Simple Optimization in TensorFlow

Actually using TensorFlow to optimize/fit a model is similar to the workflow we outlined in the Basics section, but with a few crucial additions:

  • Placeholder variables for X and y
  • Defining a loss function
  • Select an Optimizer object you want to use
  • Make a train node that uses the Optimizer to minimize the loss
  • Run your Session() to fetch the train node, passing your placeholders X and y with feed_dict

Another Iris Example

Assuming comfort with the general intuition of Logistic Regression, we’ll spin up a trivial example to demonstrate setting up the probem in TensorFlow.

from sklearn.datasets import load_iris
import tensorflow as tf
data = load_iris()

X = data.data
X[:5]
array([[ 5.1,  3.5,  1.4,  0.2],
       [ 4.9,  3. ,  1.4,  0.2],
       [ 4.7,  3.2,  1.3,  0.2],
       [ 4.6,  3.1,  1.5,  0.2],
       [ 5. ,  3.6,  1.4,  0.2]])
y = data.target
y = (y == 0).astype(float)
y[48:54]
array([ 1.,  1.,  0.,  0.,  0.,  0.])
print(X.shape, y.shape)
(150, 4) (150,)

The model

We use tf.placeholder() to slot out nodes we’ll use to pass in observations.

x = tf.placeholder(tf.float32, shape=[None, 4])
y_true = tf.placeholder(tf.float32, shape=None)

The weights and bias terms will update in each iteration.
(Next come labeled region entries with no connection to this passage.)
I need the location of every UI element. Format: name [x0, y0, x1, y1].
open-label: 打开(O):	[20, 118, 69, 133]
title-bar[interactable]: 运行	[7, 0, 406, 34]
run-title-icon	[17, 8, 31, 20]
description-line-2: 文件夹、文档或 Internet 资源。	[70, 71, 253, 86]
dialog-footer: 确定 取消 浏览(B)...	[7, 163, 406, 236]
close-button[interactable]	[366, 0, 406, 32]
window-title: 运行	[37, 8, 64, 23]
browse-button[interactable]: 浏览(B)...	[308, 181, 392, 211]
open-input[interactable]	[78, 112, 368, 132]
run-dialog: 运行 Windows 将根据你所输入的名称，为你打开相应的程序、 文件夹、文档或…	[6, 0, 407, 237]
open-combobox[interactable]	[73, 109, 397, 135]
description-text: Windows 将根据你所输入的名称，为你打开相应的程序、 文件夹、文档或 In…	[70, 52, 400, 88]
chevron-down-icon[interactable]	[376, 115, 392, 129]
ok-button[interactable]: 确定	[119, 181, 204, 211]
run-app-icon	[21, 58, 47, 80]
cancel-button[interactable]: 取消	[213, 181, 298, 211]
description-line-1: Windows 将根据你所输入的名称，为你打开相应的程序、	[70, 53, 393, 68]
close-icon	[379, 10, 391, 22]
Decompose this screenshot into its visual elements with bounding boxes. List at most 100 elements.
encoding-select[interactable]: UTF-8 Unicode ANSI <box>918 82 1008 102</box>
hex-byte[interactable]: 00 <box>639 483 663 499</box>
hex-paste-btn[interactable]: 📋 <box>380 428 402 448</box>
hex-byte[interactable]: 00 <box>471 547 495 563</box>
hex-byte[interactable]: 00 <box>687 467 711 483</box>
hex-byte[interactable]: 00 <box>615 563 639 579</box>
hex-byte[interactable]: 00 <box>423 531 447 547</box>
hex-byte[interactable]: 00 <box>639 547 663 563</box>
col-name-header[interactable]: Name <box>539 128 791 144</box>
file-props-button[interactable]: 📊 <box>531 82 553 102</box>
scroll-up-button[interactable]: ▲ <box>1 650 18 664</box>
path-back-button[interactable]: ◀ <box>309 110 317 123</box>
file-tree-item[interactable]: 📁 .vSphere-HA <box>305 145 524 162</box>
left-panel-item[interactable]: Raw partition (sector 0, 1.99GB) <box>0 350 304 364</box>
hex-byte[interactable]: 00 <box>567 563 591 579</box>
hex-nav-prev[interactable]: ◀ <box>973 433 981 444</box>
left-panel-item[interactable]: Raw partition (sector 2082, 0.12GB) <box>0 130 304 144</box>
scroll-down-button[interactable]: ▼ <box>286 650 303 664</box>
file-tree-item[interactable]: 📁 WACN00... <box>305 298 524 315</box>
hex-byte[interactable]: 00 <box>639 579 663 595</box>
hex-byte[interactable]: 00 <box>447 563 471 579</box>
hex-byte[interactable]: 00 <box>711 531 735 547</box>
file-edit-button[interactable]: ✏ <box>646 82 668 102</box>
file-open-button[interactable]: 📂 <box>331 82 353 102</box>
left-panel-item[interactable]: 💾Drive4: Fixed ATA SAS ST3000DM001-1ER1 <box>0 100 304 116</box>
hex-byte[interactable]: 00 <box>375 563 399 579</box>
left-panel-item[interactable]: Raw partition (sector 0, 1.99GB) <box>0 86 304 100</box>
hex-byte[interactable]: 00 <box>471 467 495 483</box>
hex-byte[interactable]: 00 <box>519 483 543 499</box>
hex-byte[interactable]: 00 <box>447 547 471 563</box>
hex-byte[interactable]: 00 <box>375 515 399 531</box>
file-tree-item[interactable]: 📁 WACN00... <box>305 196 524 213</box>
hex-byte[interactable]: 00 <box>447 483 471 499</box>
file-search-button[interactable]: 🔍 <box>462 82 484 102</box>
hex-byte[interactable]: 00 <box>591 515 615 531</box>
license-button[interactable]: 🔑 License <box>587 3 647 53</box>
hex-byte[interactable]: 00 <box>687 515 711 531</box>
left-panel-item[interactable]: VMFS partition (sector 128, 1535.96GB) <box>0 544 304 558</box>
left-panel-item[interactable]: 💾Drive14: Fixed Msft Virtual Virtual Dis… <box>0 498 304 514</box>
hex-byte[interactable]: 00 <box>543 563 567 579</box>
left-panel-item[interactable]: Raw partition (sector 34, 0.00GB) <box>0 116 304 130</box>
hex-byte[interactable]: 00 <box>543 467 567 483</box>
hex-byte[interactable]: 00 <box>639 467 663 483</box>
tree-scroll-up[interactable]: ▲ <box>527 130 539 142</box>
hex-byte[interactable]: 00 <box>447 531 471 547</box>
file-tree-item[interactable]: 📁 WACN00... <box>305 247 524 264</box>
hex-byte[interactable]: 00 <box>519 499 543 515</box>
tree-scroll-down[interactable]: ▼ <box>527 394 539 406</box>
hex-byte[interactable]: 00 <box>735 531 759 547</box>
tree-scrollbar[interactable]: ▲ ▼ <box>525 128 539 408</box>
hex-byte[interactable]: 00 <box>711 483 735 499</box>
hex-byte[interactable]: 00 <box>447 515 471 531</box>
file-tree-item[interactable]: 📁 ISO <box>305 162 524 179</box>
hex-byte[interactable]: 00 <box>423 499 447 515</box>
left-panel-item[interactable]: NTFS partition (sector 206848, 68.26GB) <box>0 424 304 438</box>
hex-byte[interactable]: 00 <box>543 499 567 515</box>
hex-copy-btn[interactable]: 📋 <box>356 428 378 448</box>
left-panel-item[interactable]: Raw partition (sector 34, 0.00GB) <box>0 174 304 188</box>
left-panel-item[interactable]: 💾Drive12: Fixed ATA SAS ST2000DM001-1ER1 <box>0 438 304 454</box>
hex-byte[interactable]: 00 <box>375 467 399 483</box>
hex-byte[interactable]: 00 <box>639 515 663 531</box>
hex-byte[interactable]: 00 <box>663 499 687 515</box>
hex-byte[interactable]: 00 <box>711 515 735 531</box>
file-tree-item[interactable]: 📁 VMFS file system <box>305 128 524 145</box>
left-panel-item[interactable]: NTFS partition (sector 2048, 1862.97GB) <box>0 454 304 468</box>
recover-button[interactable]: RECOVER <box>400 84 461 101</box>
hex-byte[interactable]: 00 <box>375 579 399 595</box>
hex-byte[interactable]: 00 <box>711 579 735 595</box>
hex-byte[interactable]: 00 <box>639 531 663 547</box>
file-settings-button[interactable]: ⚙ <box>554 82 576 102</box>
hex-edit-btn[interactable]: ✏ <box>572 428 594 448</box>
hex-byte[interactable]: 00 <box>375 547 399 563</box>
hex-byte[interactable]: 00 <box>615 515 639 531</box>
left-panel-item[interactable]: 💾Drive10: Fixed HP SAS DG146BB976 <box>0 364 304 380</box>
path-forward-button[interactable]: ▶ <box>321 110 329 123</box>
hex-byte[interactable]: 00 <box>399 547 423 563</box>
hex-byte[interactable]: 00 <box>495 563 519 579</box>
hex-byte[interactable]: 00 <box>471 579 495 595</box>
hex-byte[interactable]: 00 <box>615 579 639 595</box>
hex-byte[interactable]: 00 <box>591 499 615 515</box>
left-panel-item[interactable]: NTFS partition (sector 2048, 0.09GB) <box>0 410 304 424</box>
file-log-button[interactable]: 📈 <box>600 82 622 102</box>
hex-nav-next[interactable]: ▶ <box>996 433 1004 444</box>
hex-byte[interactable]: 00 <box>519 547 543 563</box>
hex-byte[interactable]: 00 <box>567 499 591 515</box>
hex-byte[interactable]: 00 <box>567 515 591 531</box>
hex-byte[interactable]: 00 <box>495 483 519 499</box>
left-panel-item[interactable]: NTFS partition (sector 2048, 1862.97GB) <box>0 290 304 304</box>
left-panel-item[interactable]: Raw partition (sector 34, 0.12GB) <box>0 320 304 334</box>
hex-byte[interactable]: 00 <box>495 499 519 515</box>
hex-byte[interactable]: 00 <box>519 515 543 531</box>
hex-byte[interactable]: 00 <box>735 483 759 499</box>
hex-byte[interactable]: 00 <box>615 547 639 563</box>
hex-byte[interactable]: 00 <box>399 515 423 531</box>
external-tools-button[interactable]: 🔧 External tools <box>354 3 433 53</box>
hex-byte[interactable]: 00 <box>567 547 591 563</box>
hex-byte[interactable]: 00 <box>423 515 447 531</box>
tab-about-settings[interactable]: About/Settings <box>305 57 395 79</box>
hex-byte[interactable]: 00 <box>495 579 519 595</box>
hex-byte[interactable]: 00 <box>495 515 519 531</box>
We’ll initialize them to zeros and let TensorFlow do the rest.

y_pred leverages w and b at each step, applying the sigmoid function.

w = tf.Variable([[0, 0, 0, 0]], dtype=tf.float32, name='weights')
b = tf.Variable(0, dtype=tf.float32, name='bias')

y_pred = tf.sigmoid(tf.matmul(w, tf.transpose(x)) + b)

We need to define a loss function for TensorFlow to evaluate against.

The most popular cost function for classification is tf.nn.sigmoid_cross_entropy_with_logits, with labels set to your targets and logits the node/placeholder in your execution graph.

The reduce_mean() gives us the “one over m, times the sum” leading value in our cost function.

loss = tf.nn.sigmoid_cross_entropy_with_logits(labels=y_true, logits=y_pred)
loss = tf.reduce_mean(loss)

Finaly, we define an optimization strategy and use that to build a train node.

learning_rate = 0.5
optimizer = tf.train.AdamOptimizer(learning_rate=0.5)
train = optimizer.minimize(loss)

Execute the graph

All told, actually running this model requires initializing the global variables and a call to tf.Session().run() to fetch the train node, passing in our training observations.

NUM_STEPS = 25

init = tf.global_variables_initializer()
with tf.Session() as sess:
    sess.run(init)
    for step in range(NUM_STEPS):
        sess.run(train, feed_dict={x: X, y_true: y})
        
        if step % 5 == 0:
            print(step, sess.run([w, b]))
            
    print(10, sess.run([w, b]))
0 [array([[-0.49999967, -0.49999914, -0.49999964, -0.49999908]], dtype=float32), -0.49999782]
5 [array([[-1.63306212, -1.6268971 , -1.63869369, -1.6400671 ]], dtype=float32), -1.6299324]
10 [array([[-2.16804147, -2.15893531, -2.17636108, -2.1783905 ]], dtype=float32), -2.1634178]
15 [array([[-2.47912383, -2.4683075 , -2.48900652, -2.49141765]], dtype=float32), -2.4736314]
20 [array([[-2.66975784, -2.65789342, -2.68059874, -2.68324351]], dtype=float32), -2.6637332]
10 [array([[-2.76915216, -2.75674129, -2.78049254, -2.78325939]], dtype=float32), -2.7628503]

Printing the weights we can see that within a few quick iterations the model is already learning better values for our features to minimize loss.